The Cabinet has once again decided that the Petroleum Ministry must ensure
mandatory blending of 5 per cent ethanol with petrol. Deadline after
deadline has passed since 2006 and the ambitious programme is yet to take
off. A complex set of factors involving the sugar industry and the ethanol
market is at play. In recent months, the oil marketing companies have been
unable to contract for even half the quantity of ethanol needed for 5 per
cent doping. And the quantities offered are at rates as high as Rs. 41 a
litre. The oil companies have until now offered Rs. 21.50, although they are
open to paying a little more. One of them has meanwhile planned to invest in
sugar mills to ensure a captive source of ethanol. The cost of petrol is Rs.

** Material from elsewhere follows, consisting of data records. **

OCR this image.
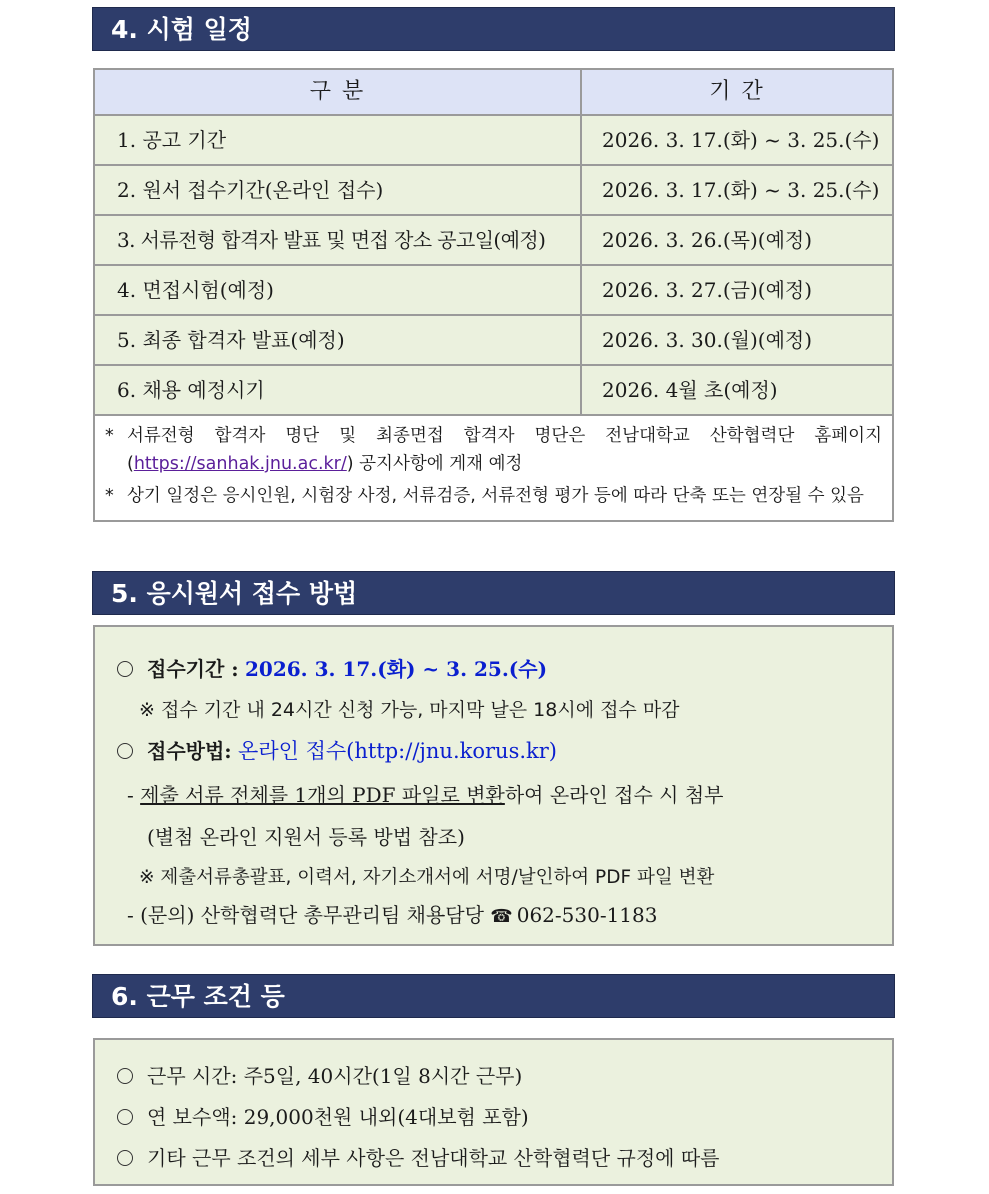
4. 시험 일정
구 분	기 간
1. 공고 기간	2026. 3. 17.(화) ~ 3. 25.(수)
2. 원서 접수기간(온라인 접수)	2026. 3. 17.(화) ~ 3. 25.(수)
3. 서류전형 합격자 발표 및 면접 장소 공고일(예정)	2026. 3. 26.(목)(예정)
4. 면접시험(예정)	2026. 3. 27.(금)(예정)
5. 최종 합격자 발표(예정)	2026. 3. 30.(월)(예정)
6. 채용 예정시기	2026. 4월 초(예정)
* 서류전형 합격자 명단 및 최종면접 합격자 명단은 전남대학교 산학협력단 홈페이지 (https://sanhak.jnu.ac.kr/) 공지사항에 게재 예정
* 상기 일정은 응시인원, 시험장 사정, 서류검증, 서류전형 평가 등에 따라 단축 또는 연장될 수 있음
5. 응시원서 접수 방법
접수기간 : 2026. 3. 17.(화) ~ 3. 25.(수)
※ 접수 기간 내 24시간 신청 가능, 마지막 날은 18시에 접수 마감
접수방법: 온라인 접수(http://jnu.korus.kr)
- 제출 서류 전체를 1개의 PDF 파일로 변환하여 온라인 접수 시 첨부
(별첨 온라인 지원서 등록 방법 참조)
※ 제출서류총괄표, 이력서, 자기소개서에 서명/날인하여 PDF 파일 변환
- (문의) 산학협력단 총무관리팀 채용담당 ☎ 062-530-1183
6. 근무 조건 등
근무 시간: 주5일, 40시간(1일 8시간 근무)
연 보수액: 29,000천원 내외(4대보험 포함)
기타 근무 조건의 세부 사항은 전남대학교 산학협력단 규정에 따름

23 a litre and the blending of ethanol obtained at a price that is any
higher will be uneconomical. But the sugar industry evidently finds better
price yields and guaranteed demand in the beverage, industrial, and fuel
sectors. There just may not be enough ethanol available in India to meet the
blending requirement unless the acreage under sugarcane goes up
significantly, and sugar mills are given the option to process sugarcane
juice directly into ethanol instead of sugar. Both these moves will have an
impact on sugar production and sugar prices. Given the rising price of sugar
and the insistence by the State governments that the sugar mills meet first
the demands of the beverage industry, finding enough ethanol is going to be

Sugarcane-based ethanol is indeed "the most successful alternative fuel to
date." As an excellent oxygenate and octane booster, it clearly has
technical advantages; but in India, the world's second largest producer of
sugar, almost 90 per cent of ethanol comes from cane molasses, spelling
dependence on a single feedstock. Sugarcane production has historically been
marked by a certain cyclical volatility, with bumper years followed by years
of low production. In order to reduce its dependence on oil imports, rather
than setting much store by ethanol, India should look more aggressively at
other options including hybrid fuels and CNG. Several countries of the
world, notably Brazil - which introduced ethanol-blended petrol as early as
in 1931 - have come a long way here. But India has several limitations
including land availability constraints and food security concerns that may
leave a limited role for the biofuel option for now. It is time the
realities of the situation were factored into ethanol policy.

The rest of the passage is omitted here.